Why inevitable? Many of the factions that took to bitcoin had been searching for a digital cash solution for a long time. And Nakamoto’s email entered a world shaken and baffled by the global financial crisis of 2008, which was then reaching its depths. When the U.S. Federal Reserve began buying trillions of dollars’ worth of bonds to support and energize the financial system and economy, many people asked, for the first time, where the Fed got the money. When it turned out the answer was that the central bank prints money and injects it into the economy with a few keystrokes, some of those same people began to see the merit of a rules-based system for making and exchanging a new kind of digital money. The same energy that gave force to the Occupy Wall Street movement sent some people flocking to bitcoin as a path to a purer economic existence.
When this window of opportunity opened, players such as top venture capitalists, Goldman Sachs, and the New York Stock Exchange lent bitcoin some legitimacy with investments or alliances with related businesses. The financial establishment, it turns out, loves to jump on disruptive new trends. The Winklevoss twins, immortalized in the film The Social Network, have been enthusiastic evangelists for bitcoin.
Less than a decade after bitcoin’s arrival, however, there are signs that the bubble may have burst. The crisis has passed, Western governments remain solvent, the dollar is ascendant, and Silicon Valley is busy creating mobile payment apps based entirely on our existing infrastructure of banks, credit-card processors, and national currencies. Bitcoin now trades at around 20 percent of its peak dollar price set in 2013.
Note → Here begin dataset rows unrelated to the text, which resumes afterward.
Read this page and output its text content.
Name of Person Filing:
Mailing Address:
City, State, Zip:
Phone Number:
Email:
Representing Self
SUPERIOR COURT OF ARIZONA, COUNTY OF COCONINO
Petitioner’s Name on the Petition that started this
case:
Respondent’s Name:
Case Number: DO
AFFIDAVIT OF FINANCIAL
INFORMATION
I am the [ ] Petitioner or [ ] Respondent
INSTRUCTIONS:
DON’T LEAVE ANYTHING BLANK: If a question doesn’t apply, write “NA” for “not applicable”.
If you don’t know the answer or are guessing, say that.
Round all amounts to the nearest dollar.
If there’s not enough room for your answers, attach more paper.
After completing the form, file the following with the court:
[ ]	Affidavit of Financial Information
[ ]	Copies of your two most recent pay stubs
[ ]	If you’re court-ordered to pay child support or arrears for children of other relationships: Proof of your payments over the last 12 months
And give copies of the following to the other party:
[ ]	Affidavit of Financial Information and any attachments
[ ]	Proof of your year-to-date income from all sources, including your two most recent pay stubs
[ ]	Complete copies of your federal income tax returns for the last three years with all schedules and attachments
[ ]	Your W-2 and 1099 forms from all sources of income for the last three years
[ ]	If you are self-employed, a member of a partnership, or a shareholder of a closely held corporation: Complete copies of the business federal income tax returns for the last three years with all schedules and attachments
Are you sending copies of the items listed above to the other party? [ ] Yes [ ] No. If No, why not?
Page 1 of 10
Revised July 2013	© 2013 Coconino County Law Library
Does that mean bitcoin will soon be a relic? Popper is a reporter, not a seer. And he wisely doesn’t handicap bitcoin’s prospects for success as a parallel currency, even as he details its move closer to the financial mainstream and away from its underground origins.
And he’s right to stick to reporting. The adoption curve of new technologies and the fickle mood of financial markets tend to make fools of would-be prophets. The future of bitcoin depends on both those phenomena.
- Michael Santoli is a contributor to CNBC and a senior columnist at Yahoo Finance.